Muitos desses princípios estão estampados na Constituição Federal, que, ser a lei suprema de
nosso país, faz com que esses direitos transcendam ainda mais em importância.
Neste contexto podemos entender que os princípios constitucionais são normas que
fundamentam o sistema jurídico constitucional, são os valores basilares e supremos de nossa
sociedade. Estes princípios não constituem em meros verbetes, programas ou linhas
sugestivas ao Poder Público, mas sim, vinculam e direcionam todo o Estado e sociedade no
sentido de tornar plenos os direitos esculpidos no seio da Constituição.

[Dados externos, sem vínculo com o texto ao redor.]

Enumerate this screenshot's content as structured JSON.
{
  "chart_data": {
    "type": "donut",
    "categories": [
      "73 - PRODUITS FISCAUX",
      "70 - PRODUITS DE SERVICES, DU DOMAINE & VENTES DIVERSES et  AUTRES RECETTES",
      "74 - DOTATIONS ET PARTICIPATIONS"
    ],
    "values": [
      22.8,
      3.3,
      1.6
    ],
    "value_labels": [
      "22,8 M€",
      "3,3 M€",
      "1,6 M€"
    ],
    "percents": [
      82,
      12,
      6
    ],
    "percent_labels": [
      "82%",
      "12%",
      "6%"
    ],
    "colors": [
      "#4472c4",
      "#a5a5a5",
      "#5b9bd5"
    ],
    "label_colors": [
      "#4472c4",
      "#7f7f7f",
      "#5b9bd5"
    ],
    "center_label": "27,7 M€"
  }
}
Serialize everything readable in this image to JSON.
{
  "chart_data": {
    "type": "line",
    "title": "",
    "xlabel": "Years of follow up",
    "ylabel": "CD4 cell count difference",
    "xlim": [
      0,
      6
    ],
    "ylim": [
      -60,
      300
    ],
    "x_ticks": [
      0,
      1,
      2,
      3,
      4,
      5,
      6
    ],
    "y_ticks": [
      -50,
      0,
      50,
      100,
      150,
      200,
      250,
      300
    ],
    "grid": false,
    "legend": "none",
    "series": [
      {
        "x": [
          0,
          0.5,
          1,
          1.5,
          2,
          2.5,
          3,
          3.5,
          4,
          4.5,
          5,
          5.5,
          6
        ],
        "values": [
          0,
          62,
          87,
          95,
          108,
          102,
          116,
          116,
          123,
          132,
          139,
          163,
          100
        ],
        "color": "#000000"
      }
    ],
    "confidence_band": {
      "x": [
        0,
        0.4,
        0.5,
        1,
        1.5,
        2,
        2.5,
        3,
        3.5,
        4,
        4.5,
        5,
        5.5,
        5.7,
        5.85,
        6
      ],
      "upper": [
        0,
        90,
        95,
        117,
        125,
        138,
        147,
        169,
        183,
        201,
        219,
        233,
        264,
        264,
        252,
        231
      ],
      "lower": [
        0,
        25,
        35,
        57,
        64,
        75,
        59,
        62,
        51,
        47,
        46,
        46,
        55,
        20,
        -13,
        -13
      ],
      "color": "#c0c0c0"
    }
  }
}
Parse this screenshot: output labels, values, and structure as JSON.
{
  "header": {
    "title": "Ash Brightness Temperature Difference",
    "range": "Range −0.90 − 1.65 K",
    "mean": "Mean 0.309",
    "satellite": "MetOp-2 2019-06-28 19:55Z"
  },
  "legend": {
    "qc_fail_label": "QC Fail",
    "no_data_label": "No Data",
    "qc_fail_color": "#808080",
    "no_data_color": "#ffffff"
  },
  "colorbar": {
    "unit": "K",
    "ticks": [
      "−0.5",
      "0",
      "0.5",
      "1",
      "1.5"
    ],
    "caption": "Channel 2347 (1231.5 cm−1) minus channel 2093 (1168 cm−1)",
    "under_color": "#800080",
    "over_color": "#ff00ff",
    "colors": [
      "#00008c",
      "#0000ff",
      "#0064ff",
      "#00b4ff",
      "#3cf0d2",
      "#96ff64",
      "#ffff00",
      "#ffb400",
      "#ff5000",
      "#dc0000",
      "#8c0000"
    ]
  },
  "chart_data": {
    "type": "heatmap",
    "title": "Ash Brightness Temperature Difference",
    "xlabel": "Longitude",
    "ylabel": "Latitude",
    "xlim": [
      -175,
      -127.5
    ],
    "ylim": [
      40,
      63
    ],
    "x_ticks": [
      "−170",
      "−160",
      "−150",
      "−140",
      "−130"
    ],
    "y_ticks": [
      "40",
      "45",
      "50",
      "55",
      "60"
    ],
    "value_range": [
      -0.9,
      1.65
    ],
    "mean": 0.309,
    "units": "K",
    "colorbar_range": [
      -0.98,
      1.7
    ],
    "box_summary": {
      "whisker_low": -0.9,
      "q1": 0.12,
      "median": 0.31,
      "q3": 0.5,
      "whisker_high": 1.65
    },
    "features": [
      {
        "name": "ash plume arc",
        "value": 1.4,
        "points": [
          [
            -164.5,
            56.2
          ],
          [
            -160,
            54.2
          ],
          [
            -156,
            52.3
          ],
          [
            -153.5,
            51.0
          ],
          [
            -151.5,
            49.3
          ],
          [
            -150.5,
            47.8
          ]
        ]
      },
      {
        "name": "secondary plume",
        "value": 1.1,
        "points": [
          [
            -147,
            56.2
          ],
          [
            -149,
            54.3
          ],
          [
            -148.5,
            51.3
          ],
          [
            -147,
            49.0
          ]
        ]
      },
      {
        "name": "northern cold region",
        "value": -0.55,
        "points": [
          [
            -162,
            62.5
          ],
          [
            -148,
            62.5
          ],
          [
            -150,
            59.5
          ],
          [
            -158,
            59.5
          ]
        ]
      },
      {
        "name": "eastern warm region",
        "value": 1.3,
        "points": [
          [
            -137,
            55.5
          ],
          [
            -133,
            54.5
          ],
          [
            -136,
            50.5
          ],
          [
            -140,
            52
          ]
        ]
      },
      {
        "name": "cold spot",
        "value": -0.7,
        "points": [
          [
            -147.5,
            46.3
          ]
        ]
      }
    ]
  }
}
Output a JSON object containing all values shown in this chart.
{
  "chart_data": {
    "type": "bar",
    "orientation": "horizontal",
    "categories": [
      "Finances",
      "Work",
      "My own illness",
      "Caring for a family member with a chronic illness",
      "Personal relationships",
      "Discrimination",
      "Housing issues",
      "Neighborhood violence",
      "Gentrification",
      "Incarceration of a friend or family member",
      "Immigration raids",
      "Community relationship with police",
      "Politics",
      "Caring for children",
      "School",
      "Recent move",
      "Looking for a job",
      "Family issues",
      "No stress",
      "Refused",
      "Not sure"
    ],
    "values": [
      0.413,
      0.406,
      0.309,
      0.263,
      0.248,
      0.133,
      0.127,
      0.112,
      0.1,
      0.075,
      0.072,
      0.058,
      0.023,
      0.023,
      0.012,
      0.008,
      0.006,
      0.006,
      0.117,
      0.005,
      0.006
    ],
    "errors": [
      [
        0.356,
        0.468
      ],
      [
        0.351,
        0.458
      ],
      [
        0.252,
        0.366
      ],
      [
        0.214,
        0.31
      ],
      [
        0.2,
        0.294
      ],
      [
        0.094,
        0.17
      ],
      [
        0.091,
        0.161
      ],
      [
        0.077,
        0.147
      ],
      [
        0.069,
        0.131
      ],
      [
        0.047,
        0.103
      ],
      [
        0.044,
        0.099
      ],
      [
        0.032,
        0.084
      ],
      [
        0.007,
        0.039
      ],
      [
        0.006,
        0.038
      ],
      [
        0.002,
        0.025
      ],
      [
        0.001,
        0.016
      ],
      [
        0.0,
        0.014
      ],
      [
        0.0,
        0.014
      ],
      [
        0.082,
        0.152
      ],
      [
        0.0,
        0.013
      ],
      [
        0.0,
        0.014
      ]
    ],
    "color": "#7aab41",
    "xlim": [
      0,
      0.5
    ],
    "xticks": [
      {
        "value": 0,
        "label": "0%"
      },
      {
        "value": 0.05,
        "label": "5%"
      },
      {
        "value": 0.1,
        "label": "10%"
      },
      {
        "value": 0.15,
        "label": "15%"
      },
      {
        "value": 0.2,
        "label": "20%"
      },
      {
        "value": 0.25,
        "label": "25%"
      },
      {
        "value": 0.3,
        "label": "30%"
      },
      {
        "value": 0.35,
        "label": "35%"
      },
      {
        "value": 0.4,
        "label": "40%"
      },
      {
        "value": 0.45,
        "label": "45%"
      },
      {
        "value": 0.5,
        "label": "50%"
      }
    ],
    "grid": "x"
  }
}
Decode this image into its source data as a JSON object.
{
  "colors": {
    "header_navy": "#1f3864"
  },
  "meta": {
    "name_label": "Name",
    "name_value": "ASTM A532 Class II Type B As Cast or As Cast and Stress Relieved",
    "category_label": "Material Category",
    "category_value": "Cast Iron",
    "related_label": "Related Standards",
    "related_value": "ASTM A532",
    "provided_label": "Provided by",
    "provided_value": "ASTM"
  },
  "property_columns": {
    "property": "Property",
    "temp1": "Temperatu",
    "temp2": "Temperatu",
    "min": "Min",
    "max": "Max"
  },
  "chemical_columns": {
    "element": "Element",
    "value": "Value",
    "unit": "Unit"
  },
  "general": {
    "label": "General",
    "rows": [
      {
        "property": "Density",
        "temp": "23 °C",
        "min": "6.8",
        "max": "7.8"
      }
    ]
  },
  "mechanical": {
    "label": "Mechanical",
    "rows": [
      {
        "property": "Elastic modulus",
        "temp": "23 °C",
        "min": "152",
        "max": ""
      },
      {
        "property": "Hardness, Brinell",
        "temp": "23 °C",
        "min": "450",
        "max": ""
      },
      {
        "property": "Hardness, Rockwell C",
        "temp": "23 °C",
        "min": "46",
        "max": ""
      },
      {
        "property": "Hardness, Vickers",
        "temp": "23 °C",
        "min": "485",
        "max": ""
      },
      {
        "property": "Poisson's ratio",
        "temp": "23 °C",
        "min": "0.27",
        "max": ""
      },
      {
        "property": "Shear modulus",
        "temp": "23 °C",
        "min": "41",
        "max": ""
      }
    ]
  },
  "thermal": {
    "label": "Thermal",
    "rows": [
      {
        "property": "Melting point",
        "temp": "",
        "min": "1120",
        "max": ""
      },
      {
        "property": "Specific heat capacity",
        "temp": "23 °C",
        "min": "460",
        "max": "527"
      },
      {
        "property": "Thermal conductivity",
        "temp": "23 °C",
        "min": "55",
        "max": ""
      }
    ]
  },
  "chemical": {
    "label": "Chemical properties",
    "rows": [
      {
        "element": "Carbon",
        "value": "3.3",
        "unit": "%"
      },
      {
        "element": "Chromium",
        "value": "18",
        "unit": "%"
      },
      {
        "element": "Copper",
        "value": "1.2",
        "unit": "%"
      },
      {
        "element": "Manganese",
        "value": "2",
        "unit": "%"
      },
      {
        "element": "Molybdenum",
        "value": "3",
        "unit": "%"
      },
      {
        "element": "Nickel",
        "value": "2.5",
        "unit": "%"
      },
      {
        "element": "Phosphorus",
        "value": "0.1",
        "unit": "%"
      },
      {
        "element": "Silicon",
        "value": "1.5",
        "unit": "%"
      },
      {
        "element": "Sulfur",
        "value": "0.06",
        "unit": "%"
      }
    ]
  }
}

Portanto, estes princípios trazem consigo uma eficácia normativa e vinculativa de todo o
ordenamento jurídico. Assim considerando, este estudo, voltou-se à uma análise teórica dos
possíveis conflitos constitucionais resultantes do embate entre estes vários princípios
expressos em nossa Constituição. A solução desses conflitos constitucionais dá-se através de
uma hermenêutica constitucional, vivificada no raciocínio tópico e pela aplicação da máxima
da proporcionalidade.
É neste contexto que se inseriu o trabalho aqui findado, tendo por base que o princípio
da proporcionalidade deve ver visto como um meio integrador e facilitador quanto da solução
de conflitos entre princípios constitucionais. Portanto, pelo princípio da proporcionalidade
faz-se uma ponderação de valores ora colidentes a fim de se evidencie qual direito deve ser diante do caso concreto - restringido e qual deve ser preservado.
Entende-se que para uma melhor locução da hermenêutica constitucional, deve-se
utilizar exaustivamente o princípio da proporcionalidade, para que possamos alçar ao caso
concreto uma melhor, mais justa e completa solução.